The middle place
I just finished reading Kelly Corrigan's The Middle Place this morning, a memoir about the middle place where being a mother and being a daughter overlap. At the end she includes this fabulous essay on the transcendence of women's friendships. As luck would have it, I found a video of her reading it aloud and had to share {hanky warning--but it's worth the 5 minutes}:
I can't help but think of my grandmother and her 8 sisters, my mom and her 4 sisters, my mom and her long-standing group of friends who have seen each other through...well...everything.
I, too, have one of those milestone birthdays coming up this year. I have been lucky to have some really incredible women to call dear friends. But I've moved a lot. And so have my friends. I have to admit I've felt a little forlorn and lonely lately, since most of those close friendships--formed in my own growing up years, or at the playground, in play groups and babysitting groups with my children--are now far away.
Somehow I find myself in this other, "middle place" where the demographics of my neighborhood, church congregation, and school make me the outsider, the other. I'm at an awkward age for new friendships, like a 14-year-old in kindergarten. I'm not young enough to be included and invited on the get-togethers with the young moms or grad students (and I realize they consider me practically ancient, with a 15-year-old and all) and most of the women my age in town have lived here forever and already have their go-to people long established, including extended family, those luckies.
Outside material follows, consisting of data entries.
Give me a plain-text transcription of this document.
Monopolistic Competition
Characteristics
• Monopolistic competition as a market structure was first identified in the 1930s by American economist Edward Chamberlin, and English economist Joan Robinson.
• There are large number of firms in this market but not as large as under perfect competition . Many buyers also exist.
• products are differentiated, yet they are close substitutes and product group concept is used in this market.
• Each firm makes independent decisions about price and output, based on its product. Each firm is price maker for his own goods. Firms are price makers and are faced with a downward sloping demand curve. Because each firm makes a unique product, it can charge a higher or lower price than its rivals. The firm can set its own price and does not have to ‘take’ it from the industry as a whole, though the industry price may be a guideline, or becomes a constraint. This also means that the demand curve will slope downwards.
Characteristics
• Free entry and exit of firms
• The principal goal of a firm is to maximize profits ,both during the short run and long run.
So I'm left with a long Christmas card list of long-distance-yet-close connections, people who would step in, give me a hug, recommend a doctor/hairstylist/parenting tip, watch my kids, and vice versa, if only we lived closer. These relationships transcend distance, except when they don't. When I just want to go to a movie with a girl friend who really gets me.
So this is for the group of women who don't even know each other--my posse of lifelong "Pigeons" who I'm sure would love each other if ever we got in one big room:
Shelly~Debbie~Sue~JenA~Kelly~JenW~Trina~Christin~
JenJ~Deirdre~Christie~Jessica
{plus a few more iFriends whose friendships
sustain me although we've never really met}
I would totally jump on a red-eye flight and fly anywhere for any one of you. Looking at that list, I realize I really don't have anything to complain about. I'm blessed to know each of you. But the world's on notice: I've got my eye out for some new Pigeons...come out, come out, wherever you are.